The Biotechnology Industry Organization (BIO) has taken issue with a recent 60 Minutes piece about the high price of new oncology drugs.
The BIO response was It is unfortunate that CBS has chosen to attack the price of specialty cancer medications while ignoring the value created by these drugs for patients and the health care system. Cancer patients today are able to live longer and enjoy a higher quality of life than ever before thanks to medicines made by biopharmaceutical research companies."
But is this true?
ACSH s Dr. Josh Bloom, whose 2013 op-ed in the New York Post discussed expensive, marginally useful cancer drugs, says that this issue is more complex than either side claims: Yes, there are clearly cases where high priced cancer drugs provide minimal benefit. And there are cases where they are useful. But it is important to keep in mind that these drugs are often designed for cancers with the worst prognosis, and that most of them operate by new mechanisms, both of which makes this a much harder problem.

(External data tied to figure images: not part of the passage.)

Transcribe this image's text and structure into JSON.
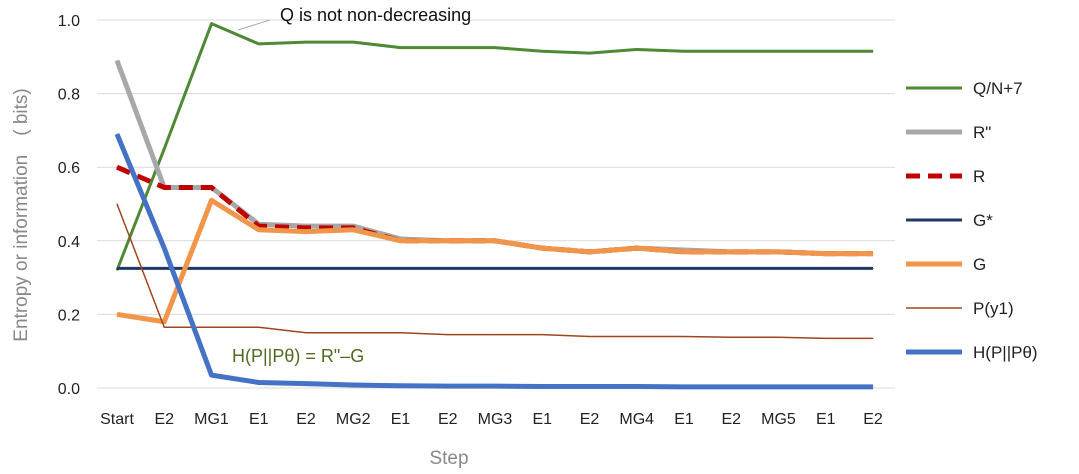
{
  "chart_data": {
    "type": "line",
    "xlabel": "Step",
    "ylabel": "Entropy or information　( bits)",
    "ylim": [
      0,
      1.0
    ],
    "yticks": [
      "0.0",
      "0.2",
      "0.4",
      "0.6",
      "0.8",
      "1.0"
    ],
    "categories": [
      "Start",
      "E2",
      "MG1",
      "E1",
      "E2",
      "MG2",
      "E1",
      "E2",
      "MG3",
      "E1",
      "E2",
      "MG4",
      "E1",
      "E2",
      "MG5",
      "E1",
      "E2"
    ],
    "grid": true,
    "legend_position": "right",
    "series": [
      {
        "name": "Q/N+7",
        "color": "#4e8a35",
        "style": "solid-medium",
        "values": [
          0.32,
          0.65,
          0.99,
          0.935,
          0.94,
          0.94,
          0.925,
          0.925,
          0.925,
          0.915,
          0.91,
          0.92,
          0.915,
          0.915,
          0.915,
          0.915,
          0.915
        ]
      },
      {
        "name": "R\"",
        "color": "#a8a8a8",
        "style": "solid-thick",
        "values": [
          0.89,
          0.545,
          0.545,
          0.445,
          0.44,
          0.44,
          0.405,
          0.4,
          0.4,
          0.38,
          0.37,
          0.38,
          0.375,
          0.37,
          0.37,
          0.365,
          0.365
        ]
      },
      {
        "name": "R",
        "color": "#c00000",
        "style": "dashed",
        "values": [
          0.6,
          0.545,
          0.545,
          0.44,
          0.435,
          0.435,
          0.4,
          0.4,
          0.4,
          0.38,
          0.37,
          0.38,
          0.37,
          0.37,
          0.37,
          0.365,
          0.365
        ]
      },
      {
        "name": "G*",
        "color": "#1f3864",
        "style": "solid-medium",
        "values": [
          0.325,
          0.325,
          0.325,
          0.325,
          0.325,
          0.325,
          0.325,
          0.325,
          0.325,
          0.325,
          0.325,
          0.325,
          0.325,
          0.325,
          0.325,
          0.325,
          0.325
        ]
      },
      {
        "name": "G",
        "color": "#f0954a",
        "style": "solid-thick",
        "values": [
          0.2,
          0.18,
          0.51,
          0.43,
          0.425,
          0.43,
          0.4,
          0.4,
          0.4,
          0.38,
          0.37,
          0.38,
          0.37,
          0.37,
          0.37,
          0.365,
          0.365
        ]
      },
      {
        "name": "P(y1)",
        "color": "#a0441f",
        "style": "solid-thin",
        "values": [
          0.5,
          0.165,
          0.165,
          0.165,
          0.15,
          0.15,
          0.15,
          0.145,
          0.145,
          0.145,
          0.14,
          0.14,
          0.14,
          0.138,
          0.138,
          0.135,
          0.135
        ]
      },
      {
        "name": "H(P||Pθ)",
        "color": "#4472c4",
        "style": "solid-thick",
        "values": [
          0.69,
          0.38,
          0.035,
          0.015,
          0.012,
          0.008,
          0.006,
          0.005,
          0.005,
          0.004,
          0.004,
          0.004,
          0.003,
          0.003,
          0.003,
          0.003,
          0.003
        ]
      }
    ],
    "annotations": [
      {
        "text": "Q is not non-decreasing",
        "color": "#111111"
      },
      {
        "text": "H(P||Pθ) = R\"–G",
        "color": "#4e6b1f"
      }
    ]
  }
}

From his 2013 op-ed: For example, when Sanofi s Zaltrap (which originally cost $130,000 per year, but is now discounted to about half that) plus standard chemotherapy was given to patients with metastatic colon cancer they lived an average of 13.5 months. Those getting chemotherapy alone lived 12 months.
And: Likewise, Pfizer s Inlyta, which was approved to treat advanced kidney cancer, provides patients with 6.7 months of progression-free survival time, as opposed to 4.7 months for those on conventional chemotherapy.
And there are more. Nine new oncology drugs were approved in 2013, and some of them would seem to be less than great:
- Gilotrif, Boehringer Ingelheim s therapy for metastatic lung cancer had a delay in tumor growth (progression-free survival) that was 4.2 months later than those receiving chemotherapy. There was no statistically significant difference in overall survival. (FDA press release). The drug costs $66,000 per year rather modest for new oncology drugs,
- Xofigo, Bayer s drug for advanced prostate cancer looks even worse: [Those who took the drug] lived a median of 14 months compared to a median of 11.2 months for men receiving placebo. Cost: $69,000 for six injections.
- Kadcyla (genentech) Women with a certain type of breast cancer who took [the drug] had a median progression-free survival of 9.6 months compared to 6.4 months in patients treated with lapatinib plus capecitabine [another regimen].Cost: $94,000 for a 9.6 month course.
Dr. Bloom comments, It is hard to argue that any of these drugs are worth taking at all, let alone for a high price. Although there will be individuals who will benefit more than average, these data are far from impressive.
On the other hand, some work better than others. According to the FDA, Participants receiving Gazyva in combination with chlorambucil demonstrated a significant improvement in progression free survival: an average of 23 months compared with 11.1 months with chlorambucil alone. Cost: About $40,000 for a six-month course.
There is another component to this story that is not well known the difficulty in discovering drugs that do even this well.
Uber-blogger Derek Lowe, himself an oncology researcher, said last year, We try all these mechanisms that look, biologically, like they might really work. It s just that cancers are too heterogeneous and unstable they mutate their way around a lot of our good ideas, and the cells that remain roar back in an untreatable form.
In other words, this is a very difficult problem. If companies could advance more effective drugs they would be doing so.
So, who is right?
Dr. Bloom says, Gilead s Sovaldi, at $84,000 for one course, cures most cases of hepatitis C. This is a revolutionary treatment. Gilead has taken a lot of heat for the price, but it is defensible because of its immense benefit. I consider it to be appropriately expensive. For these marginally useful new cancer drugs, not so much.